On the basis of the above embodiments, fitting an initial material edge reference plane where the edge of the material to be measured is located according to the first material depth image includes:
extracting feature points of the first material depth image, and determining model parameter points according to the extracted feature points of the first material depth image through a minimum variance estimation algorithm;
if the deviation between the characteristic points and the model parameter points is smaller than a deviation threshold value, the characteristic points are considered as sample points in the model;
after traversing all the characteristic points in the first material depth image, recording sample points in the model, and fitting an initial material edge reference plane where the edges of the materials to be detected are located according to the sample points in the model.
Based on the above embodiments, the rigid body transformation relation determining module 510 includes:
after a calibration plate with a plurality of calibration balls is placed on the scanning platform, starting the scanning platform to move, and shooting the calibration plate through the first linear array camera and the second linear array camera respectively to correspondingly obtain a first calibration depth image and a second calibration depth image of the calibration plate;
respectively determining the spherical center coordinates of each calibration sphere according to the first calibration depth image and the second calibration depth image, and correspondingly obtaining a first calibration point set and a second calibration point set;
And determining a rigid body transformation relation between the first linear array camera and the second linear array camera coordinate system according to the first calibration point set and the second calibration point set.
On the basis of the above embodiments, the number of elements in the first set of calibration points is the same as the number of elements in the second set of calibration points, and corresponds to one another;
before determining the rigid body transformation relation between the first linear array camera and the second linear array camera coordinate system according to the first set of calibration points and the second set of calibration points, the method further comprises:
calibrating elements in the first calibration point set and the second calibration point set, wherein the elements correspond to each other one by one;
and screening the elements in the first calibration point set and the second calibration point set according to the point distances among the calibrated one-to-one corresponding elements.
Based on the above embodiments, the edge thickness value determining module 550 includes:
measuring the distances from the three-dimensional space points in the interested region to the target material edge reference plane by the corresponding material edge thicknesses in the plurality of the second material depth images under the second coordinate system;
dividing the distances into at least one data screening interested region, and selecting the distance with the largest value in each data screening interested region as the edge thickness value of the material to be tested.

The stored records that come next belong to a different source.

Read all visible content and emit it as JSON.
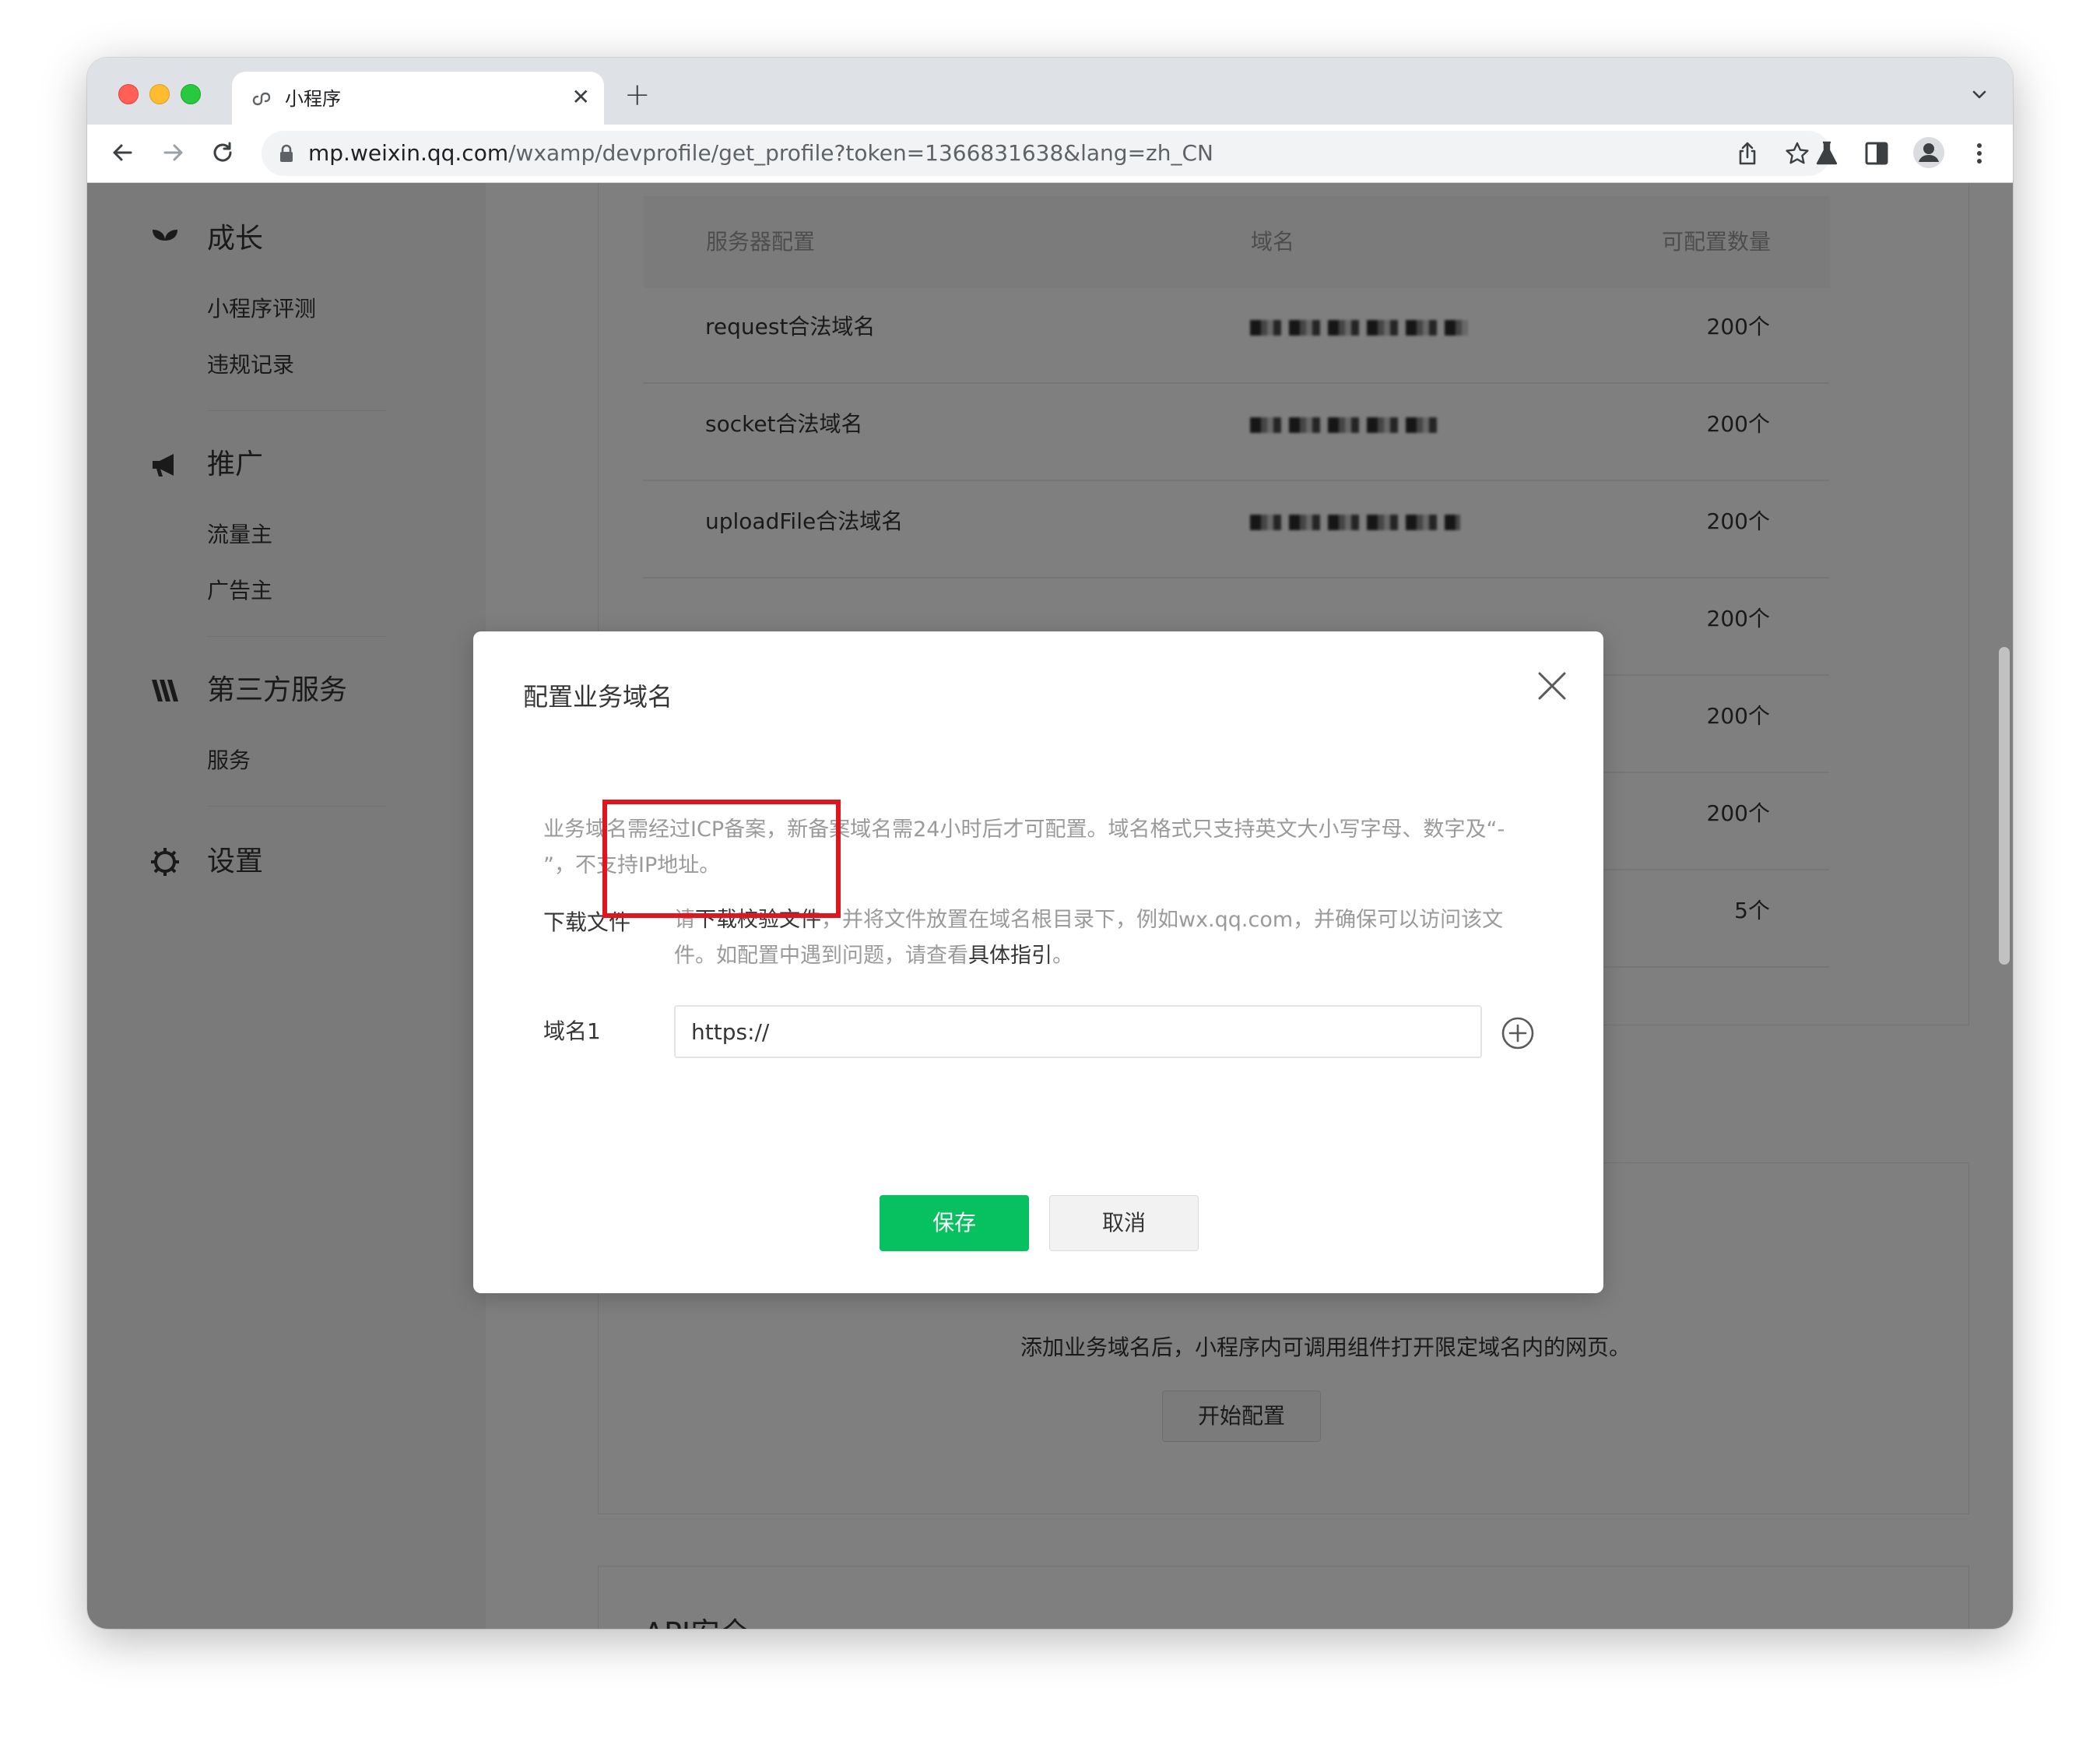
{
  "browser": {
    "tab_title": "小程序",
    "new_tab": "+",
    "url_host": "mp.weixin.qq.com",
    "url_path": "/wxamp/devprofile/get_profile?token=1366831638&lang=zh_CN"
  },
  "sidebar": {
    "groups": [
      {
        "title": "成长",
        "icon": "sprout-icon",
        "items": [
          "小程序评测",
          "违规记录"
        ]
      },
      {
        "title": "推广",
        "icon": "megaphone-icon",
        "items": [
          "流量主",
          "广告主"
        ]
      },
      {
        "title": "第三方服务",
        "icon": "third-party-icon",
        "items": [
          "服务"
        ]
      },
      {
        "title": "设置",
        "icon": "gear-icon",
        "items": []
      }
    ]
  },
  "server_table": {
    "headers": [
      "服务器配置",
      "域名",
      "可配置数量"
    ],
    "rows": [
      {
        "name": "request合法域名",
        "count": "200个"
      },
      {
        "name": "socket合法域名",
        "count": "200个"
      },
      {
        "name": "uploadFile合法域名",
        "count": "200个"
      },
      {
        "name": "",
        "count": "200个"
      },
      {
        "name": "",
        "count": "200个"
      },
      {
        "name": "",
        "count": "200个"
      },
      {
        "name": "",
        "count": "5个"
      }
    ]
  },
  "business_domain": {
    "hint": "添加业务域名后，小程序内可调用组件打开限定域名内的网页。",
    "start_button": "开始配置"
  },
  "api_security": {
    "title": "API安全"
  },
  "dialog": {
    "title": "配置业务域名",
    "description": "业务域名需经过ICP备案，新备案域名需24小时后才可配置。域名格式只支持英文大小写字母、数字及“- ”，不支持IP地址。",
    "download_label": "下载文件",
    "tip_prefix": "请",
    "tip_link": "下载校验文件",
    "tip_middle": "，并将文件放置在域名根目录下，例如wx.qq.com，并确保可以访问该文件。如配置中遇到问题，请查看",
    "tip_link2": "具体指引",
    "tip_suffix": "。",
    "domain_label": "域名1",
    "domain_value": "https://",
    "save_button": "保存",
    "cancel_button": "取消"
  },
  "colors": {
    "accent_green": "#07c160",
    "highlight_red": "#e0161e"
  }
}
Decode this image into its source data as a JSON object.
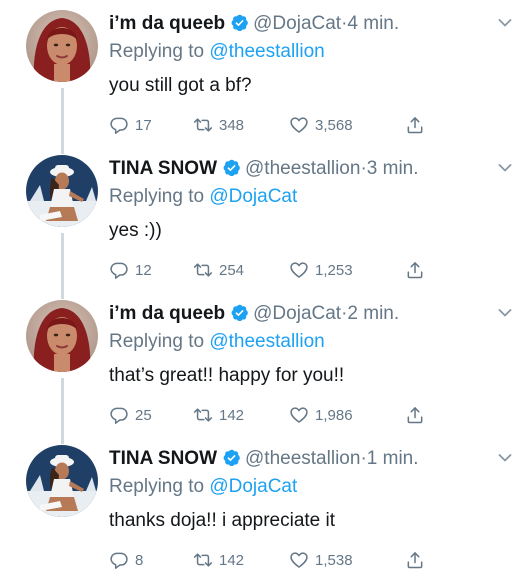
{
  "tweets": [
    {
      "name": "i’m da queeb",
      "handle": "@DojaCat",
      "separator": "·",
      "time": "4 min.",
      "replying_prefix": "Replying to",
      "replying_to": "@theestallion",
      "text": "you still got a bf?",
      "replies": "17",
      "retweets": "348",
      "likes": "3,568",
      "avatar": "doja-avatar"
    },
    {
      "name": "TINA SNOW",
      "handle": "@theestallion",
      "separator": "·",
      "time": "3 min.",
      "replying_prefix": "Replying to",
      "replying_to": "@DojaCat",
      "text": "yes :))",
      "replies": "12",
      "retweets": "254",
      "likes": "1,253",
      "avatar": "megan-avatar"
    },
    {
      "name": "i’m da queeb",
      "handle": "@DojaCat",
      "separator": "·",
      "time": "2 min.",
      "replying_prefix": "Replying to",
      "replying_to": "@theestallion",
      "text": "that’s great!! happy for you!!",
      "replies": "25",
      "retweets": "142",
      "likes": "1,986",
      "avatar": "doja-avatar"
    },
    {
      "name": "TINA SNOW",
      "handle": "@theestallion",
      "separator": "·",
      "time": "1 min.",
      "replying_prefix": "Replying to",
      "replying_to": "@DojaCat",
      "text": "thanks doja!! i appreciate it",
      "replies": "8",
      "retweets": "142",
      "likes": "1,538",
      "avatar": "megan-avatar"
    }
  ],
  "colors": {
    "accent": "#1da1f2",
    "secondary_text": "#657786",
    "primary_text": "#14171a",
    "thread_line": "#cfd9de"
  },
  "icons": [
    "verified-badge-icon",
    "chevron-down-icon",
    "reply-icon",
    "retweet-icon",
    "like-icon",
    "share-icon"
  ]
}
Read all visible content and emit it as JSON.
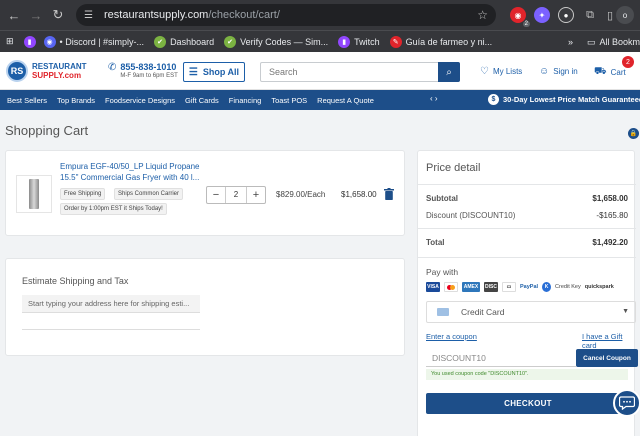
{
  "browser": {
    "url_host": "restaurantsupply.com",
    "url_path": "/checkout/cart/",
    "ext_badge": "2",
    "avatar_letter": "o",
    "bookmarks": [
      {
        "label": "• Discord | #simply-...",
        "color": "#5865f2",
        "glyph": "◉"
      },
      {
        "label": "Dashboard",
        "color": "#7cb342",
        "glyph": "✔"
      },
      {
        "label": "Verify Codes — Sim...",
        "color": "#7cb342",
        "glyph": "✔"
      },
      {
        "label": "Twitch",
        "color": "#9146ff",
        "glyph": "▮"
      },
      {
        "label": "Guía de farmeo y ni...",
        "color": "#e0242b",
        "glyph": "✎"
      }
    ],
    "bookmarks_overflow": "»",
    "all_bookmarks": "All Bookm"
  },
  "header": {
    "logo_mark": "RS",
    "logo_line1": "RESTAURANT",
    "logo_line2": "SUPPLY.com",
    "phone": "855-838-1010",
    "hours": "M-F 9am to 6pm EST",
    "shop_all": "Shop All",
    "search_placeholder": "Search",
    "my_lists": "My Lists",
    "sign_in": "Sign in",
    "cart": "Cart",
    "cart_count": "2"
  },
  "catnav": {
    "items": [
      "Best Sellers",
      "Top Brands",
      "Foodservice Designs",
      "Gift Cards",
      "Financing",
      "Toast POS",
      "Request A Quote"
    ],
    "arrows": "‹  ›",
    "banner": "30-Day Lowest Price Match Guaranteed"
  },
  "cart": {
    "title": "Shopping Cart",
    "item": {
      "name": "Empura EGF-40/50_LP Liquid Propane 15.5\" Commercial Gas Fryer with 40 l...",
      "tags": [
        "Free Shipping",
        "Ships Common Carrier",
        "Order by 1:00pm EST it Ships Today!"
      ],
      "qty": "2",
      "each": "$829.00/Each",
      "total": "$1,658.00"
    }
  },
  "shipping": {
    "title": "Estimate Shipping and Tax",
    "placeholder": "Start typing your address here for shipping esti..."
  },
  "summary": {
    "title": "Price detail",
    "subtotal_label": "Subtotal",
    "subtotal": "$1,658.00",
    "discount_label": "Discount (DISCOUNT10)",
    "discount": "-$165.80",
    "total_label": "Total",
    "total": "$1,492.20",
    "pay_with": "Pay with",
    "pay_methods": {
      "paypal": "PayPal",
      "credit_key": "Credit Key",
      "quickspark": "quickspark"
    },
    "payment_method": "Credit Card",
    "enter_coupon": "Enter a coupon",
    "gift_card": "I have a Gift card",
    "coupon_value": "DISCOUNT10",
    "cancel_coupon": "Cancel Coupon",
    "coupon_note": "You used coupon code \"DISCOUNT10\".",
    "checkout": "CHECKOUT"
  },
  "colors": {
    "brand": "#1d4e89",
    "accent_red": "#e0242b",
    "link": "#1d5fa8"
  }
}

On the basis of the above embodiments, after dividing the plurality of distances into at least one data filtering region of interest, the method further includes:
and selecting the distance of the data screening interested region, wherein the value of the distance is larger than the lower thickness threshold and smaller than the upper thickness threshold, and determining the target distance in the data screening interested region according to the high tail value.
Based on the above embodiments, the edge thickness value determining module 550 includes:
under the second coordinate system, measuring the distance from a three-dimensional space point in the region of interest to the target material edge reference plane based on the measured material edge thickness in the second material depth image, and generating a thickness distance histogram;
and selecting the distance meeting the preset thickness range as a target distance according to the thickness distance histogram, and determining the edge thickness value of the material to be detected according to the target distance.
The edge thickness measuring device provided by the embodiments can execute the edge thickness measuring method provided by any embodiment of the invention, and has the corresponding functional modules and beneficial effects of executing the edge thickness measuring method.
Example IV
Fig. 6 is a schematic structural diagram of an edge thickness measurement device according to a fourth embodiment of the present invention, and as shown in fig. 6, the edge thickness measurement device includes a first line camera, a second line camera, a scanning platform, a processor 610, a memory 620, an input device 630 and an output device 640; the number of processors 610 in the edge thickness measuring device may be one or more, one processor 610 being illustrated in fig. 6; the processor 610, memory 620, input 630 and output 640 devices in the edge thickness measuring device may be connected by a bus or other means, for example by a bus connection in fig. 6.
The memory 620 is used as a computer readable storage medium for storing software programs, computer executable programs, and modules, such as program instructions/modules corresponding to the edge thickness measurement method in the embodiment of the present invention (e.g., the rigid body transformation relation determining module 510, the depth image acquiring module 520, the plane fitting module 530, the coordinate system converting module 540, and the edge thickness value determining module 550 in the edge thickness measuring device). The processor 610 performs various functional applications of the edge thickness measuring device and data processing, i.e., implements the edge thickness measuring method described above, by running software programs, instructions, and modules stored in the memory 620.
Memory 620 may include primarily a program storage area and a data storage area, wherein the program storage area may store an operating system, at least one application program required for functionality; the storage data area may store data created according to the use of the terminal, etc. In addition, memory 620 may include high-speed random access memory, and may also include non-volatile memory, such as at least one magnetic disk storage device, flash memory device, or other non-volatile solid-state storage device. In some examples, memory 620 may further include memory remotely located with respect to processor 610, which may be connected to the edge thickness measurement device via a network. Examples of such networks include, but are not limited to, the internet, intranets, local area networks, mobile communication networks, and combinations thereof.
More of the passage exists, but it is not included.